The Library, Map Library, and other sections of the Columbus Lighthouse
Inside the Lighthouse, as well as the mausoleum and the museum, you can also find other sections relating to the story of Christopher Columbus, to the Discovery of America and to the Americas. There is, for example, a fascinating library with various documents on the history of the conquest and the colonization; a cartography library with facsimile copies of the earliest maps of the Americas and drawings of various places related to Columbus’ adventures; the Center for Columbian Studies; an archaeological museum; the Ceramic Art and Iconography Museum; four rooms for temporary exhibitions and two lecture halls.
Other monuments in Santo Domingo
The capital of the Dominican Republic is home to numerous historic monuments; it is a place that clearly bears the marks of history and where there is much of interest to see. So on your next visit to the city, make sure you don’t miss special places such as the Catedral Primada de América, the Alcázar de Colón, the Ozama Fortress and the Museo de las Casas Reales: just a few of the other important monuments in the Colonial City which have been designated World Heritage Sites by UNESCO.
And if you’d like to learn more about the lives and deeds of prominent figures in the history of the Dominican Republic, then in addition to the Columbus Lighthouse you should be sure to visit places such as the Panteón Nacional, also known as the Panteón de la Patria.
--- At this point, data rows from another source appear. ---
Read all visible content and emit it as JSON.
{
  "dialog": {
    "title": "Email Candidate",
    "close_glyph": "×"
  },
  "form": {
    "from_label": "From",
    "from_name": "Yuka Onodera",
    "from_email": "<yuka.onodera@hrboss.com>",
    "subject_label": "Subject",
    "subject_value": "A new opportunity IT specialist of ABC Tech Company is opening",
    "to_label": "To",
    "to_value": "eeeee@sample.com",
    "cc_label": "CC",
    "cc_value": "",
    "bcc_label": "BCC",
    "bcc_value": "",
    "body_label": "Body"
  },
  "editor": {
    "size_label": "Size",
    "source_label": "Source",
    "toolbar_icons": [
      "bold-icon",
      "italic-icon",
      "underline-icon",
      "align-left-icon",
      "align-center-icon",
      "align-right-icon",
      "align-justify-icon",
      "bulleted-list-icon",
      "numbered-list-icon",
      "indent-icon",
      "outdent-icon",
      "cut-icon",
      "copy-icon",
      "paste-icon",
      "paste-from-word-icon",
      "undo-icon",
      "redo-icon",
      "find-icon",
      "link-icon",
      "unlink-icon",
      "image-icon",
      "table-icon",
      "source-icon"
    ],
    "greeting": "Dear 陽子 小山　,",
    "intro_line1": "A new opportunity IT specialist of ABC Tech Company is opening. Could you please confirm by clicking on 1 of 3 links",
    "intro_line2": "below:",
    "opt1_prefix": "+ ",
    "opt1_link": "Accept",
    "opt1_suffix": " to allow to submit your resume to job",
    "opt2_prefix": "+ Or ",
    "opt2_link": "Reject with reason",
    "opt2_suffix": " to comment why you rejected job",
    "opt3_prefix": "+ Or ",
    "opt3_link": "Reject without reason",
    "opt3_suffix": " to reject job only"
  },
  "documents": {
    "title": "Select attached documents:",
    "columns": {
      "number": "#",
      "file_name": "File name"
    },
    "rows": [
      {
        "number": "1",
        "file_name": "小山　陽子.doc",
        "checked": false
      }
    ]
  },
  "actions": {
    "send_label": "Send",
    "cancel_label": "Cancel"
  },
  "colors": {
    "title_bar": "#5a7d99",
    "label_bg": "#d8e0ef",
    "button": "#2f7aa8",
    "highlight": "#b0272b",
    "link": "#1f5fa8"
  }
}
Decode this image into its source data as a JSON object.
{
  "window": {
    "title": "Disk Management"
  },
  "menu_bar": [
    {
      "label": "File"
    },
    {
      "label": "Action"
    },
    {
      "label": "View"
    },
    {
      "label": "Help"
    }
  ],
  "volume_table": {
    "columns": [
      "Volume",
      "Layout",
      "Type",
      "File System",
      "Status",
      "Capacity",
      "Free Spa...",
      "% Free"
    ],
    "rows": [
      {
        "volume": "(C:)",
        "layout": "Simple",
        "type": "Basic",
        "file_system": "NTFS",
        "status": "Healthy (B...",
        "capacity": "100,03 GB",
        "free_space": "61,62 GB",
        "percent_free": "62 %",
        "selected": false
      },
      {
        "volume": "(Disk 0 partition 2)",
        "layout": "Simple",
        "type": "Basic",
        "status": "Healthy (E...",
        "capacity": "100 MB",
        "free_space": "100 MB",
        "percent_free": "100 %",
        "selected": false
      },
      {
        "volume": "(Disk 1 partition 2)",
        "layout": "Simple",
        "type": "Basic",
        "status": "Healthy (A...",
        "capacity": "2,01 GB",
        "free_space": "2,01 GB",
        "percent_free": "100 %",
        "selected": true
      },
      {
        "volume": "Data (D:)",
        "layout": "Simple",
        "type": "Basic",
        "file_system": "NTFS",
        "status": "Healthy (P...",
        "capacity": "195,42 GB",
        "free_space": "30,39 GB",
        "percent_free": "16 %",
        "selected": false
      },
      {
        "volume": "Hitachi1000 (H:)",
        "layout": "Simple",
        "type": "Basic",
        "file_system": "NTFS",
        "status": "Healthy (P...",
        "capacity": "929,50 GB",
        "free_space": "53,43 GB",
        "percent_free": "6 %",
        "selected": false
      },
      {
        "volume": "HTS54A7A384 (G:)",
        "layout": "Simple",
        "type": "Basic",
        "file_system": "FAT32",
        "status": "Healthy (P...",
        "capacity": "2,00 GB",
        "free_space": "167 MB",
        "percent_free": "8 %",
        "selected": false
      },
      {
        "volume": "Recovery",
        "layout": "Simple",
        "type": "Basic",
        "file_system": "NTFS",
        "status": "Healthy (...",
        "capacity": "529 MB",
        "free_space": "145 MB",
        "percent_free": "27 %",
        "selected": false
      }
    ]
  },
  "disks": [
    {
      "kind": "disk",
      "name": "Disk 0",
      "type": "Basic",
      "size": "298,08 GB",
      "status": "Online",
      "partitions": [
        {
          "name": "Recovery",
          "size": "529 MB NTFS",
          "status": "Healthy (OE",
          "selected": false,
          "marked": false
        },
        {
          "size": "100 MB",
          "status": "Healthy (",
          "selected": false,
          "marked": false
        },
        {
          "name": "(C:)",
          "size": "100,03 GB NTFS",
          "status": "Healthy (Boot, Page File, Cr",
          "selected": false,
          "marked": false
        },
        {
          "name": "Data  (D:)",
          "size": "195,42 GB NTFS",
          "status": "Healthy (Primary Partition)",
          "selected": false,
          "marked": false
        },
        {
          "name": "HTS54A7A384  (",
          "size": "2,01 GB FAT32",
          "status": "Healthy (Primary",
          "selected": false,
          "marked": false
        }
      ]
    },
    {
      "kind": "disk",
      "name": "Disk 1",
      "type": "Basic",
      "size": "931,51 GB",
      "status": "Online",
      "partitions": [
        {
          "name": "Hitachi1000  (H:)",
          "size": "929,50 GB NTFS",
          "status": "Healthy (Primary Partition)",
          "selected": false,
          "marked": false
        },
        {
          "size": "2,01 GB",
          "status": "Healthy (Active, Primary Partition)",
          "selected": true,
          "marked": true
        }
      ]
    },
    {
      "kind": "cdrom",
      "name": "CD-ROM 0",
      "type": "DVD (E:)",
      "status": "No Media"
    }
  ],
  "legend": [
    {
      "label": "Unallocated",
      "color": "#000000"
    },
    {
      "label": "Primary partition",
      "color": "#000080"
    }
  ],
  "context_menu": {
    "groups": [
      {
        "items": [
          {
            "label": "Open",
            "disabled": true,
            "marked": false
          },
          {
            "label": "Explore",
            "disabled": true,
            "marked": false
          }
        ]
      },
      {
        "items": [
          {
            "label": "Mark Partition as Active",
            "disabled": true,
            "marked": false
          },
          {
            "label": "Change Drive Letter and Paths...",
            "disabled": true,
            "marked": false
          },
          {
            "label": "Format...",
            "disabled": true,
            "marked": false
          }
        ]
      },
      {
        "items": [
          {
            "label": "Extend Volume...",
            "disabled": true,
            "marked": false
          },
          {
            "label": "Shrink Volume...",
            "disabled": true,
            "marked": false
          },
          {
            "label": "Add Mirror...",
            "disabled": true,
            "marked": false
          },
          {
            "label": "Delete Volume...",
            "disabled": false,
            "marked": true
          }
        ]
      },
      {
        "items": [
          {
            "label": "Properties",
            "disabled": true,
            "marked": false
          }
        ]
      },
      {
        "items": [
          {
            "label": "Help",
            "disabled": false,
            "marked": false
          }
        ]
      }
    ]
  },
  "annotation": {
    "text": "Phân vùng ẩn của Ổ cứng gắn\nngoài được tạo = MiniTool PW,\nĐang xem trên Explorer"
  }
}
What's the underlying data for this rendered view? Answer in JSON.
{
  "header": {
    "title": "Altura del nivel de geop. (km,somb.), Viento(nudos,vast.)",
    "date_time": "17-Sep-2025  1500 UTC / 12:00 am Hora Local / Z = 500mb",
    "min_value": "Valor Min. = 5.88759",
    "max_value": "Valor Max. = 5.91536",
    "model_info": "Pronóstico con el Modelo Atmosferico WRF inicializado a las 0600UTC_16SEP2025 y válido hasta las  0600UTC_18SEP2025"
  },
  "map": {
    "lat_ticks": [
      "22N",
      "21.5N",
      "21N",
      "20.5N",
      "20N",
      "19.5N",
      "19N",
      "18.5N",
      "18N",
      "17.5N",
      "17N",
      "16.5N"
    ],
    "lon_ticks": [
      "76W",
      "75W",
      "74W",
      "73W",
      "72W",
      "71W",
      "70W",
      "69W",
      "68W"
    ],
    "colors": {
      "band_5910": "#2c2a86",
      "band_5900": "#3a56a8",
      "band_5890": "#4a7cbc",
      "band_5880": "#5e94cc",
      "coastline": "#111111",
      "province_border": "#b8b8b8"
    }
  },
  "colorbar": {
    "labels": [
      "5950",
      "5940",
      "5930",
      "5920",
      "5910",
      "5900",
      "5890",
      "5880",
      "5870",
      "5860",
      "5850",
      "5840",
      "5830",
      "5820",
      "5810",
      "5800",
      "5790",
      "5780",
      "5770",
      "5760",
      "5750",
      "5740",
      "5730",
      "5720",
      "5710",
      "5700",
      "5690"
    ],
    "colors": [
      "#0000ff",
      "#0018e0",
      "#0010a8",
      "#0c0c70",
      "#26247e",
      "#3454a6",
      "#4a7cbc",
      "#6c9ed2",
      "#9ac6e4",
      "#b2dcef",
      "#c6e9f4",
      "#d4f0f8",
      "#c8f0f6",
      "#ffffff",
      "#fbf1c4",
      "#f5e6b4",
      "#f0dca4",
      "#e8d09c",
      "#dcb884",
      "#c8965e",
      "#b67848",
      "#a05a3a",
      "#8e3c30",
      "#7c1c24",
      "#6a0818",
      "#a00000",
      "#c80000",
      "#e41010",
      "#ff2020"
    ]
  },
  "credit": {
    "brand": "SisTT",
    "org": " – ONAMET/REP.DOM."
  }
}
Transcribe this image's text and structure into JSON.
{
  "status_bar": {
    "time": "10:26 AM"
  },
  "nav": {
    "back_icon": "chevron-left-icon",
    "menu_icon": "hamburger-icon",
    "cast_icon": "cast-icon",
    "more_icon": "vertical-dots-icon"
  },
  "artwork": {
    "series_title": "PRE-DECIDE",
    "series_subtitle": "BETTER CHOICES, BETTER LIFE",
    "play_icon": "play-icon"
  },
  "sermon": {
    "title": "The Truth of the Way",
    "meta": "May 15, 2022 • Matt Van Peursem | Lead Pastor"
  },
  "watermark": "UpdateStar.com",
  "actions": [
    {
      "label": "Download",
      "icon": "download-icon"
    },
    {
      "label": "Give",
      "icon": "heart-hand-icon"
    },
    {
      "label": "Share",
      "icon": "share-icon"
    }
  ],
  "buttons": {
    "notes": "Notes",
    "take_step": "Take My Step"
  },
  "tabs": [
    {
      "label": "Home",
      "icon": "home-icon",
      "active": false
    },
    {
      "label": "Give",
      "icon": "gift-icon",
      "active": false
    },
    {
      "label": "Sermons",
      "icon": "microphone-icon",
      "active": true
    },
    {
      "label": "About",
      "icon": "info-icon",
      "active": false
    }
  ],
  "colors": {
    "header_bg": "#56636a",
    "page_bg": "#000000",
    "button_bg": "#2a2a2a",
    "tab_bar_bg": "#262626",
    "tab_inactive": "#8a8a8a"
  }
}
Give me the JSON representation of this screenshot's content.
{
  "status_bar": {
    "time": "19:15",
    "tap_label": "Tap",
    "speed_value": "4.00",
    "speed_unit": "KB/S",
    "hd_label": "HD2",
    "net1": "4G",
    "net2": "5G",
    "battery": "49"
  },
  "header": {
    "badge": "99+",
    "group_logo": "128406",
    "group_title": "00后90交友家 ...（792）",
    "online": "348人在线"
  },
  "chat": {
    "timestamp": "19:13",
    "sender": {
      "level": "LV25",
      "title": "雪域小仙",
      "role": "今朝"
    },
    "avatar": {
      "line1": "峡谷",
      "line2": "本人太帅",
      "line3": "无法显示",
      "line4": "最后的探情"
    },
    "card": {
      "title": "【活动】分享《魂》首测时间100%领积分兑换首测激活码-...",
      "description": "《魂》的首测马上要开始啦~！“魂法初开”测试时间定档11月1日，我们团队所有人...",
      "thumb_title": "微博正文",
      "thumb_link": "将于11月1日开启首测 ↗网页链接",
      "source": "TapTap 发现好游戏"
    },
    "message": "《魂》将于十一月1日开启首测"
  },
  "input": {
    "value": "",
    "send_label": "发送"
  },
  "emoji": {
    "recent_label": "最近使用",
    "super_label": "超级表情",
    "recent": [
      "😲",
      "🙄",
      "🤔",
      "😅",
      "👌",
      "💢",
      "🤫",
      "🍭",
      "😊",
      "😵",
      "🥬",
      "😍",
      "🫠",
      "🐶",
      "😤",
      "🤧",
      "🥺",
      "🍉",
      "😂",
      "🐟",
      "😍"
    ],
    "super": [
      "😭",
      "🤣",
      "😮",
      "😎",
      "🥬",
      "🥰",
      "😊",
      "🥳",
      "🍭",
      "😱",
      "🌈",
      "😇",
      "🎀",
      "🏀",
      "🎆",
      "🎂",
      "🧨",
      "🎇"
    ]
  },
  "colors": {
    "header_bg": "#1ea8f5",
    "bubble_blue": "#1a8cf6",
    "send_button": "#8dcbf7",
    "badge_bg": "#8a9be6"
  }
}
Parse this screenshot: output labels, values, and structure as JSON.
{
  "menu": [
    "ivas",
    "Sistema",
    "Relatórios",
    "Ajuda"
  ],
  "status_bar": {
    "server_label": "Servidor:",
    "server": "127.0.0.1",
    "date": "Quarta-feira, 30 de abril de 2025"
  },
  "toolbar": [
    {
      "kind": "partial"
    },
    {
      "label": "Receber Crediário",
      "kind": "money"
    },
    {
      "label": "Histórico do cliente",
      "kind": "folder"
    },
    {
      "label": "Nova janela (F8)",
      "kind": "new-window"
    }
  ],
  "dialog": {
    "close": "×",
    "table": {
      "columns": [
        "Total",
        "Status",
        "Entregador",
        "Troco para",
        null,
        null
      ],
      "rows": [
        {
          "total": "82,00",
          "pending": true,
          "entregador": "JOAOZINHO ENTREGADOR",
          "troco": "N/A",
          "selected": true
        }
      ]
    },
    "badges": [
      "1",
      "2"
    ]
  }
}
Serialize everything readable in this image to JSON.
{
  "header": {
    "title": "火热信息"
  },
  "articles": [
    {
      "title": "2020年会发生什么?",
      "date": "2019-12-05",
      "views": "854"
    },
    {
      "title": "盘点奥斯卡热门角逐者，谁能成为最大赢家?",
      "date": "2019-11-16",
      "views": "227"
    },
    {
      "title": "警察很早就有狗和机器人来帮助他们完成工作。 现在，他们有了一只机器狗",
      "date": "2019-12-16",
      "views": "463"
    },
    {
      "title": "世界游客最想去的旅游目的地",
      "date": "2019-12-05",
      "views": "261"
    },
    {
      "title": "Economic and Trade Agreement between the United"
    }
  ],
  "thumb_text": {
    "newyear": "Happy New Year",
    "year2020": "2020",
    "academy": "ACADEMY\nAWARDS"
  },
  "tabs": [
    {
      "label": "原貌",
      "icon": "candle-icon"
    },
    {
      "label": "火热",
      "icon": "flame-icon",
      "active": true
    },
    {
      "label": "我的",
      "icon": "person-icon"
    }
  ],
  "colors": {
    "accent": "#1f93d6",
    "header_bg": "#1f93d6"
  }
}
Located in Las Damas, a famous street in the heart of the Colonial City, this seventeenth-century former Jesuit church (which was converted into the national mausoleum in 1956) is the resting place of the some of the country’s most prestigious heroes. You could also visit the Altar de la Patria in Parque Independencia, a great mausoleum in white marble, in which lie the remains of Juan Pablo Duarte, Matías Ramón Mella and Francisco del Rosario Sánchez, the Founding Fathers of the Dominican Republic.
Frequently Asked Questions
How do I get to the Columbus lighthouse?
The easiest way is by taxi, but if you’ve hired a car don’t worry: there is free parking on the northern side of the Lighthouse. There are also numerous city tours that include the Lighthouse in their itineraries.
What are the visiting times?
The Columbus Lighthouse is open to the public Tuesday - Saturday, from 9.00 am until 5.00 pm, and on Sundays from 9.00 am until 4.00 pm. It is closed on Mondays.
How much does admission cost?
Admission costs 100 Dominican pesos (around 2 USD) for adults; the price for children is 20 pesos. Admission is included in the price of most of the tours that visit the monument.
Is Christopher Columbus actually buried in the Columbus Lighthouse?
For many years, there has been disagreement over whether Columbus’ remains are in Santo Domingo or in Seville Cathedral. After several studies have been carried out, it seems that they may be split between the two cities.